Keeping Up With the Clinics: How Hospitals Can Compete With Retail Medicine | Healthcare of Tomorrow

CVS and Costco are offering much more than flu shots.

As retail chains expand the health services they provide customers, traditional health systems are looking to them less as competition and more as models for what today’s patients expect in their health care.

“The problem is not keeping up with retail providers,” said Peter Knox, executive vice president and chief learning and innovation officer at Bellin Health, an integrated health system based in Wisconsin. “The problem we’re trying to solve is keeping up with the changing expectations, requirements and needs of consumers.”

Bellin Health, he continued, starts by identifying what patients want or simply require in the communities they live, whether it’s easier access to gyms or behavioral health services or health screenings.

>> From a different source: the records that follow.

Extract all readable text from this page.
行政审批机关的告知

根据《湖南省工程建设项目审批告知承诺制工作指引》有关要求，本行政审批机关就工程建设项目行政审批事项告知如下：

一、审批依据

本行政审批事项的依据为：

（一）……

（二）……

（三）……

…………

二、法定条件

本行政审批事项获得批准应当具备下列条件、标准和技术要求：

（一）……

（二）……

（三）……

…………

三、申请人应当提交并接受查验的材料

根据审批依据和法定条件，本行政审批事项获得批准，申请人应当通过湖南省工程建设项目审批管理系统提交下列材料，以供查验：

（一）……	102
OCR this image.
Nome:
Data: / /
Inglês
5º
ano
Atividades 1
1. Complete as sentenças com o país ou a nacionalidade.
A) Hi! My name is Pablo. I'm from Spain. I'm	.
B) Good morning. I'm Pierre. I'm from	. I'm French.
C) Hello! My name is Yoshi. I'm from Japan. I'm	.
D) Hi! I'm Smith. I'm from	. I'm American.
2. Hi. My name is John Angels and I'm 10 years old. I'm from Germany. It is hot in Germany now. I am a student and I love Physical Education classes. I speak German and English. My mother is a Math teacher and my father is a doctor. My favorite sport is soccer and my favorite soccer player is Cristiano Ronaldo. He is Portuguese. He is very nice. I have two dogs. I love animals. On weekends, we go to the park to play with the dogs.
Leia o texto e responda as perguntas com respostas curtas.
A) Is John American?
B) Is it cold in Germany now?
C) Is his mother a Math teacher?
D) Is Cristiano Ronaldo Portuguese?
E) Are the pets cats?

“We need to understand the needs of that population and then we can pull the system together,” Knox said. “We built our fitness centers into some of our insurance products so that some of the people who signed up for our insurance if they used those fitness centers got reimbursed.”

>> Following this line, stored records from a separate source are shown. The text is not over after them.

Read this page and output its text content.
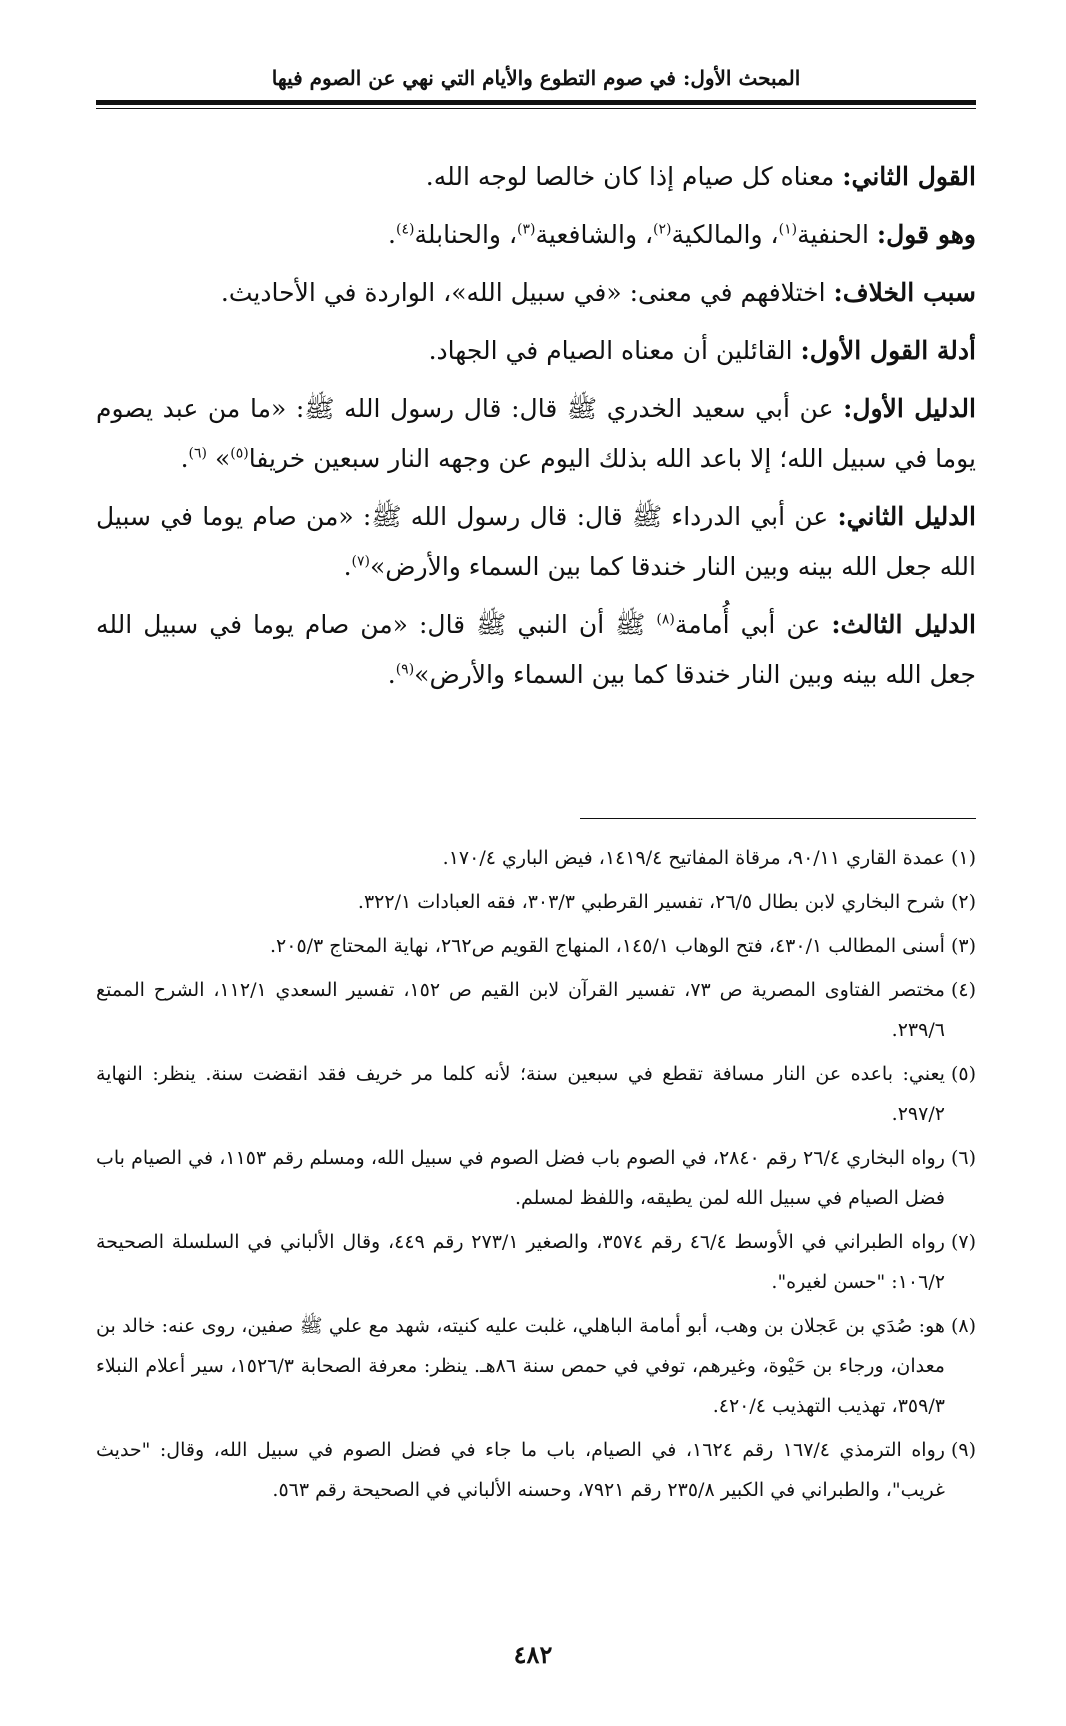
المبحث الأول: في صوم التطوع والأيام التي نهي عن الصوم فيها

القول الثاني: معناه كل صيام إذا كان خالصا لوجه الله.

وهو قول: الحنفية$^{(١)}$، والمالكية$^{(٢)}$، والشافعية$^{(٣)}$، والحنابلة$^{(٤)}$.

سبب الخلاف: اختلافهم في معنى: «في سبيل الله»، الواردة في الأحاديث.

أدلة القول الأول: القائلين أن معناه الصيام في الجهاد.

الدليل الأول: عن أبي سعيد الخدري ﷺ قال: قال رسول الله ﷺ: «ما من عبد يصوم يوما في سبيل الله؛ إلا باعد الله بذلك اليوم عن وجهه النار سبعين خريفا$^{(٥)}$» $^{(٦)}$.

الدليل الثاني: عن أبي الدرداء ﷺ قال: قال رسول الله ﷺ: «من صام يوما في سبيل الله جعل الله بينه وبين النار خندقا كما بين السماء والأرض»$^{(٧)}$.

الدليل الثالث: عن أبي أُمامة$^{(٨)}$ ﷺ أن النبي ﷺ قال: «من صام يوما في سبيل الله جعل الله بينه وبين النار خندقا كما بين السماء والأرض»$^{(٩)}$.

(١)
عمدة القاري ٩٠/١١، مرقاة المفاتيح ١٤١٩/٤، فيض الباري ١٧٠/٤.
(٢)
شرح البخاري لابن بطال ٢٦/٥، تفسير القرطبي ٣٠٣/٣، فقه العبادات ٣٢٢/١.
(٣)
أسنى المطالب ٤٣٠/١، فتح الوهاب ١٤٥/١، المنهاج القويم ص٢٦٢، نهاية المحتاج ٢٠٥/٣.
(٤)
مختصر الفتاوى المصرية ص ٧٣، تفسير القرآن لابن القيم ص ١٥٢، تفسير السعدي ١١٢/١، الشرح الممتع ٢٣٩/٦.
(٥)
يعني: باعده عن النار مسافة تقطع في سبعين سنة؛ لأنه كلما مر خريف فقد انقضت سنة. ينظر: النهاية ٢٩٧/٢.
(٦)
رواه البخاري ٢٦/٤ رقم ٢٨٤٠، في الصوم باب فضل الصوم في سبيل الله، ومسلم رقم ١١٥٣، في الصيام باب فضل الصيام في سبيل الله لمن يطيقه، واللفظ لمسلم.
(٧)
رواه الطبراني في الأوسط ٤٦/٤ رقم ٣٥٧٤، والصغير ٢٧٣/١ رقم ٤٤٩، وقال الألباني في السلسلة الصحيحة ١٠٦/٢: "حسن لغيره".
(٨)
هو: صُدَي بن عَجلان بن وهب، أبو أمامة الباهلي، غلبت عليه كنيته، شهد مع علي ﷺ صفين، روى عنه: خالد بن معدان، ورجاء بن حَيْوة، وغيرهم، توفي في حمص سنة ٨٦هـ. ينظر: معرفة الصحابة ١٥٢٦/٣، سير أعلام النبلاء ٣٥٩/٣، تهذيب التهذيب ٤٢٠/٤.
(٩)
رواه الترمذي ١٦٧/٤ رقم ١٦٢٤، في الصيام، باب ما جاء في فضل الصوم في سبيل الله، وقال: "حديث غريب"، والطبراني في الكبير ٢٣٥/٨ رقم ٧٩٢١، وحسنه الألباني في الصحيحة رقم ٥٦٣.
٤٨٢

Indeed, in this interconnected age of taxis, take-out and other services available with a couple taps on a smart phone, expectations for convenience and value – with the same level of quality – have climbed ever higher.

“People are looking for convenient care. … There’s tremendous opportunity there,” said Mark Sparta, executive vice president and chief population health officer at Hackensack University Health Network in New Jersey.

Hackensack, he continued, had pursued that opportunity with partnerships in telemedicine, fitness centers and urgent care clinics, which in turn lower the health system’s costs while expanding its reach and appeal.

“The clinic setting is a much lower cost of care than our ED setting,” Sparta said, referring to hospitals’ emergency departments. Even at the fitness center, “folks will come in and they’ll receive a health screening. They’ll be seen by a nurse, a trainer, functional movements are screened.”

As Knox put it: “What we need to be doing is thinking about the problems that we’re facing and how do we work in different types of relationships with individuals and communities and employers and schools to solve some of our problems.”